The most practical takeaways are straightforward: do not handle wild rodents, particularly in regions where plague is endemic or near-endemic. Treat flea infestations promptly, especially on pets with outdoor access. If you live in the American Southwest and develop sudden fever, swollen lymph nodes, and acute pain, tell your doctor immediately and mention the possibility of plague — not because it is likely, but because early diagnosis is the difference between recovery and a very different outcome. And if your cat drops a half-eaten squirrel at your feet, perhaps reconsider your level of concern.

The plague has outlasted every civilisation it has ever encountered. Respecting that track record is not alarmism. It is just good science.

Frequently Asked Questions

Is the bubonic plague still active in 2025?

Yes. The bubonic plague continues to infect people across multiple countries, including Madagascar, the Democratic Republic of the Congo, Peru, and the United States. In July 2025, a person in Arizona died from pneumonic plague, the most lethal form of the disease. Globally, cases remain relatively low — typically a few hundred to a few thousand per year — but the pathogen is far from extinct.

How do people contract plague today?

Most human plague cases today result from flea bites, typically from fleas that have fed on infected rodents such as prairie dogs, squirrels, or rats. Direct contact with infected animals — through handling, bites, or consumption — is also a transmission route. Pneumonic plague can spread between humans through respiratory droplets, though this is less common. Domestic cats that hunt wild rodents represent an underappreciated household risk in endemic areas.

Can antibiotics cure the plague?

Yes, when administered early. Several classes of antibiotics — including streptomycin, gentamicin, doxycycline, and ciprofloxacin — are effective against Y. pestis if treatment begins promptly after symptom onset. The critical challenge is speed: pneumonic plague in particular can be fatal within 24 to 72 hours without treatment. Some antibiotic-resistant strains have been identified, but they are not currently considered a widespread public health threat.

Why hasn't a plague vaccine been developed for widespread use?

Several plague vaccine candidates exist and have shown efficacy in trials, but none has been approved for broad public use. The core obstacle is economic and logistical: with only a few hundred to a few thousand cases reported globally per year, there is limited commercial incentive for pharmaceutical manufacturers to invest in large-scale production. Research continues, particularly focused on subunit vaccines that could be more easily manufactured at scale, but progress is slow. This gap in preparedness is a recognised concern among infectious disease researchers, particularly given the risk of a future pandemic.

What made the Black Death so catastrophic compared to modern plague outbreaks?
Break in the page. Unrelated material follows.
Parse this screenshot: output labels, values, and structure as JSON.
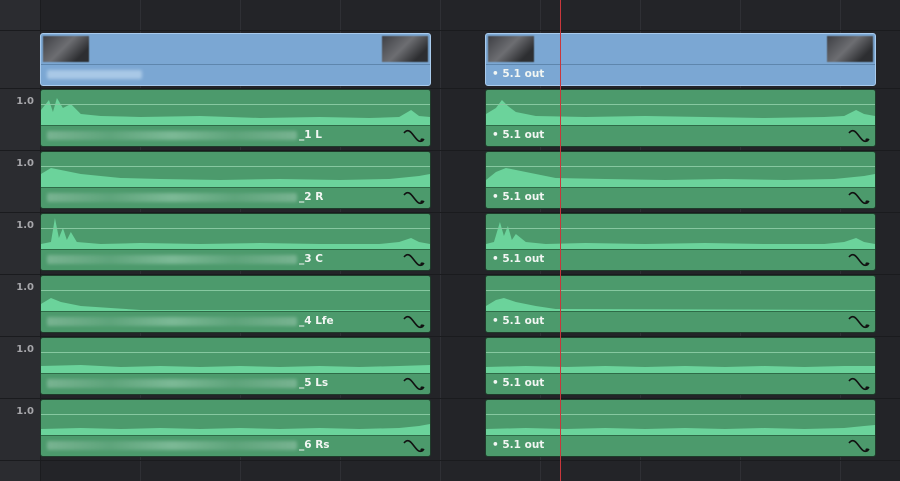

Several factors converged to make the Black Death uniquely devastating. Medieval populations had no prior immunity to the specific strain circulating, no understanding of germ theory, no antibiotics, and no public health infrastructure capable of containing spread. Fleas and rats moved freely through densely populated cities with poor sanitation. The pneumonic form, which can spread person-to-person, likely played a significant role in urban mortality. Modern medicine, improved sanitation, and global disease surveillance have dramatically reduced plague's ability to spread unchecked — but the ecological reservoirs that feed it remain intact.